Of course, to magnify the regression estimates is exactly what the Geiers wanted to do. What I find it hard to believe is that an epidemiologist like Dr. Young would go along with this. If she is unware, perhaps it was naïveté that led her to trust the Geiers. At least, I hope that’s the case, because the other possibilities (that she’s either incompetent, intentionally cooked the data, or both) are ones that I would prefer not to contemplate. I also hope that her career doesn’t spiral downwards into autism crankery after this.
The other thing that I can’t figure out is how this sort of blatantly obvious crap got through peer review. The only explanation I can think of is that most peer reviewers also aren’t aware of the limitations of the database. In a way, this does provide a lesson for lay people who assume that peer reviewed studies are reliable, namely that there is a lot of crap out there, even in the peer-reviewed literature. The journal in which a study appears can give a reader an idea of the probability that an article within is lousy, low for high quality, high impact journals, and higher for lower quality, lower impact journals, but appearance of an article in a peer-reviewed journal, even a good one, is no guarantee that the science is solid. (That’s why when I see something in non-peer-reviewed ideological journals like the Journal of American Physicians and Surgeons, I know right away that it’s almost certainly garbage; if the authors could have gotten it into a peer-reviewed journal, even a dumping ground of a journal, rather than JPANDS they almost certainly would have.) Each study has to be evaluated on its own according to methodology. Sadly, the appearance of this article in the Journal of Neurological Sciences represents a failure of peer review for which the editors should be deeply ashamed.
I look forward to the next installment of Epi Wonk’s deconstruction of this article, and I’m going to add her blog to my blogroll the next time I update it. In the meantime, please head on over and check out Epi Wonk. Tell ‘em Orac sent you.

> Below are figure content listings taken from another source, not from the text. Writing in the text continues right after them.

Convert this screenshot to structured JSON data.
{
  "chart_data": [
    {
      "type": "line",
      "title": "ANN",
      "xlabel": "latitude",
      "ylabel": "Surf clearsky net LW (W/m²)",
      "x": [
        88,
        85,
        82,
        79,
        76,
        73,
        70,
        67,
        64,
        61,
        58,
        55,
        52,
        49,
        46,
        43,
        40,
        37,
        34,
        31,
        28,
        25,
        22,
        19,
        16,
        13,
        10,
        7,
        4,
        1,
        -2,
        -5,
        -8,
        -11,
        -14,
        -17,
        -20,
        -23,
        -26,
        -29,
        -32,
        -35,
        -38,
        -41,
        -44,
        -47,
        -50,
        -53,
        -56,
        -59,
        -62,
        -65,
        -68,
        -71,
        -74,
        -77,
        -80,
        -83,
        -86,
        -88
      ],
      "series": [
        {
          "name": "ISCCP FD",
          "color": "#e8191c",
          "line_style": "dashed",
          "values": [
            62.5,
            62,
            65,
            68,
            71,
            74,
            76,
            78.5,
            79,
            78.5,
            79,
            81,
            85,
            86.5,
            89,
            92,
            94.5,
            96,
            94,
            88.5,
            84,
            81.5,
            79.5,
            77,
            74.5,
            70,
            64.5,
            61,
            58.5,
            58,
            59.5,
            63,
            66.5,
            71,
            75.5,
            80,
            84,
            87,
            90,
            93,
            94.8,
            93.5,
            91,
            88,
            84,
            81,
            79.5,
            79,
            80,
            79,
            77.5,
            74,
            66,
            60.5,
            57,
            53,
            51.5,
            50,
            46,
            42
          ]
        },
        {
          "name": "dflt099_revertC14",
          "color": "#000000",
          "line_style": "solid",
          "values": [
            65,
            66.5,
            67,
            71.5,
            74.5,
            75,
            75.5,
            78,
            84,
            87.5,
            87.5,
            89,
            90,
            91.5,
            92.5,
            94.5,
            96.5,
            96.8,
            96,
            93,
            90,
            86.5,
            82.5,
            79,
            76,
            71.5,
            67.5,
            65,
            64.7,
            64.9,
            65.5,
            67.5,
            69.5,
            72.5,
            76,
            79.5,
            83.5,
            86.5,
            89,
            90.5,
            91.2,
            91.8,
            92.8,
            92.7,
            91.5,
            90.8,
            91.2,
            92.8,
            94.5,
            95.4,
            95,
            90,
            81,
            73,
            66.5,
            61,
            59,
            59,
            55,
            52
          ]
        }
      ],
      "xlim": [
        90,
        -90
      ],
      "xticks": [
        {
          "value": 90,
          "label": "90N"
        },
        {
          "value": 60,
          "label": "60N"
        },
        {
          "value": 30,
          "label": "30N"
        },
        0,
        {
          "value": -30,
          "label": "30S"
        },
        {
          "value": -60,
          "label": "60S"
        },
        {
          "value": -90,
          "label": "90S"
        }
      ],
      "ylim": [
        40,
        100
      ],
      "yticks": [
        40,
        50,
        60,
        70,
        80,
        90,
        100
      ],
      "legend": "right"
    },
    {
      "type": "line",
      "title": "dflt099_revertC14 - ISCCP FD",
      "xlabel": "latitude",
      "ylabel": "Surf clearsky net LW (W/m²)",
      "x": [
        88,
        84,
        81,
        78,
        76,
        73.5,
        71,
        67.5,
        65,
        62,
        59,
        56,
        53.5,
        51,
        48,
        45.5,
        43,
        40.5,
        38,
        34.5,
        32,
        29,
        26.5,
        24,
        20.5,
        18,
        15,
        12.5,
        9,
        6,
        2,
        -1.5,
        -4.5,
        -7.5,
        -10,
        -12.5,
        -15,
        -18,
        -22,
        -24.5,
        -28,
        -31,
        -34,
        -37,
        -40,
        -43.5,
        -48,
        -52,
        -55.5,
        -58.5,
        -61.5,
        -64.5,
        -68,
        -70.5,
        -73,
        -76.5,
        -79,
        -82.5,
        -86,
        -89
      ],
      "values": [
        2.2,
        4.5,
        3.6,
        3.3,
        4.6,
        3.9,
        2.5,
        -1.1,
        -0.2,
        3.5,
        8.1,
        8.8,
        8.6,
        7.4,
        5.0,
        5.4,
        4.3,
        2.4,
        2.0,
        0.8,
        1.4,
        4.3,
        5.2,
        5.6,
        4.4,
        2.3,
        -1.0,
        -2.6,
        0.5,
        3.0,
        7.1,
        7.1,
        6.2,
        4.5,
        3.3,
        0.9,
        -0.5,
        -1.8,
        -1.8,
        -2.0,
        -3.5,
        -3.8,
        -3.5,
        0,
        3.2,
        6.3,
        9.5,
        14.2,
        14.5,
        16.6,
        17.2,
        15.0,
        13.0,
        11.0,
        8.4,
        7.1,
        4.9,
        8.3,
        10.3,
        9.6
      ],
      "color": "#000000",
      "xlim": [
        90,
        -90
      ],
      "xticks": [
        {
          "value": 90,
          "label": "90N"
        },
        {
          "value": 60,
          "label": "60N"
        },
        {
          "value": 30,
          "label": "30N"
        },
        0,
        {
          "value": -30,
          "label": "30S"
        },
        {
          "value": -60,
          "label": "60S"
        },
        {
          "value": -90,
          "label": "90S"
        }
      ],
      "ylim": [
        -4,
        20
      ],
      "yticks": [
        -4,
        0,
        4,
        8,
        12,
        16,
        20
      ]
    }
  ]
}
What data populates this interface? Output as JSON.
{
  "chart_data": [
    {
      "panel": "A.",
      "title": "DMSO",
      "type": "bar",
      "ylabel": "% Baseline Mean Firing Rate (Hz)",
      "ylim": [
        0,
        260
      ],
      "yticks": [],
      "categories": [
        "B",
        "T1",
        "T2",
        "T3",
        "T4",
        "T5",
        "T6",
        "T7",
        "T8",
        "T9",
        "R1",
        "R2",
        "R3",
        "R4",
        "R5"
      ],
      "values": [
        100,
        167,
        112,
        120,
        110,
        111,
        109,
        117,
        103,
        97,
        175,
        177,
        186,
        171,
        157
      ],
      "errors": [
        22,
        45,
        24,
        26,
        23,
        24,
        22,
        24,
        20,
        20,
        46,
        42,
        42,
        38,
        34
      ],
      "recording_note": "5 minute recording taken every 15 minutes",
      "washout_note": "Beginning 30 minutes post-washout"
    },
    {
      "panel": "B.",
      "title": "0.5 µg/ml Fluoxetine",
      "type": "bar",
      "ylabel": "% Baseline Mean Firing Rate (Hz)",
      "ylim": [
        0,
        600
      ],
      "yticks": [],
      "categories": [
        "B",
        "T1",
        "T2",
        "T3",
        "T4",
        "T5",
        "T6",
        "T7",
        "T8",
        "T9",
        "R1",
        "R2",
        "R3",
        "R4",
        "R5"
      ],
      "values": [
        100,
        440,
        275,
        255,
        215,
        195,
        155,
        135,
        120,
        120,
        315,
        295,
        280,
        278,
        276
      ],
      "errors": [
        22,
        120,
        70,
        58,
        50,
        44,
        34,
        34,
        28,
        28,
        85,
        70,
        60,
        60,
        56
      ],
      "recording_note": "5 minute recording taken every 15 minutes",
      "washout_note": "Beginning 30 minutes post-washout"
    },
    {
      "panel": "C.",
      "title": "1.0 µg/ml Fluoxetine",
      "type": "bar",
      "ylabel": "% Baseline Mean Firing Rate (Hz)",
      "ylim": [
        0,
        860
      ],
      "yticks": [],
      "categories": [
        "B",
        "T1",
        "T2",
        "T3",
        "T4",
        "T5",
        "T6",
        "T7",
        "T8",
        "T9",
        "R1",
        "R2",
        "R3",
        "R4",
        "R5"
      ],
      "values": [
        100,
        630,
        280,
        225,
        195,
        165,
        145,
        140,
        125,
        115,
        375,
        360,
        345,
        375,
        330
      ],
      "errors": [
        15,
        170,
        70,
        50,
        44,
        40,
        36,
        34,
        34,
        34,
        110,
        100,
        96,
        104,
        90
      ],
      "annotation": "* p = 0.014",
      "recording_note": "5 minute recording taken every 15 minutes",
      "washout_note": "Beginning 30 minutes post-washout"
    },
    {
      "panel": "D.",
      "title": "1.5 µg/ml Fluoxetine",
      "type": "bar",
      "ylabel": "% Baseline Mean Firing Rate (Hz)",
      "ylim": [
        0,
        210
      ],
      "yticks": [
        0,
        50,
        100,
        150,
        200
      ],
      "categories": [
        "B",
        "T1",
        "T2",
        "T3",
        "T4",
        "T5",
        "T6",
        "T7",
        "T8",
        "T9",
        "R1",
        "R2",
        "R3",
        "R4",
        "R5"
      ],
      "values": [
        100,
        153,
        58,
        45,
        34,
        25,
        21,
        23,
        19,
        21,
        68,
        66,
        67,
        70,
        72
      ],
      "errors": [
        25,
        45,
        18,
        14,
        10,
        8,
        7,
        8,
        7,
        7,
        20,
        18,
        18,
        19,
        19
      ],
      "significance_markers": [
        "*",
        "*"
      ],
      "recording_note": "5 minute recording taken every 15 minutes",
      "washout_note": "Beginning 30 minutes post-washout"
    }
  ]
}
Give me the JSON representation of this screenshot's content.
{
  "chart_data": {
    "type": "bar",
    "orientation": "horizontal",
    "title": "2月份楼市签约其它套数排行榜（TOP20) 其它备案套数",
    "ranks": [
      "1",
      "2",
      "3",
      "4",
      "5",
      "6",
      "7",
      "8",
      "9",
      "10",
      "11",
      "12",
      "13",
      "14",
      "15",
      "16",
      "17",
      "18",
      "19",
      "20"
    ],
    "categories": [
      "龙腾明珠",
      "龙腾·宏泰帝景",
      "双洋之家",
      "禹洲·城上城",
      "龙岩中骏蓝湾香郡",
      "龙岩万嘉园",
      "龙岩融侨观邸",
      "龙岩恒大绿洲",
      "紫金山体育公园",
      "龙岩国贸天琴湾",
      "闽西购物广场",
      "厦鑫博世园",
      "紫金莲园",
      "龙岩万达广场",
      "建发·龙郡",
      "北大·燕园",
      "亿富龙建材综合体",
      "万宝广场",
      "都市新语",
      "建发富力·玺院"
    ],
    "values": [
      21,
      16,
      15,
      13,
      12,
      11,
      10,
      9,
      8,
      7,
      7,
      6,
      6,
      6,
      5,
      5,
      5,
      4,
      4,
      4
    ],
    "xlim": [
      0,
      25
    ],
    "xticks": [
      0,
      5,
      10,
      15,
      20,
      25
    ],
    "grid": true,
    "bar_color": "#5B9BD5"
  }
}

ADDENDUM: Here’s an acknowledgment from the paper:
This study received funding from the Autism Petitioners’ Steering Committee of the no-fault National Vaccine Injury Compensation Program (NVICP). Dr. Heather Young has been a consultant in vaccine cases before the no-fault NVICP. David Geier has been a consultant in vaccine/biologic cases before the no-fault NVICP and in civil litigation. Dr. Mark Geier has been a consultant and expert witness in vaccine/biologic cases before the no-fault NVICP and in civil litigation.
Lovely. This means this study was almost certainly funded as part of the Autism Omnibus. Talk about our government bending over backwards to give the petitioners every benefit of the doubt; it’s even funding “studies” for them to use!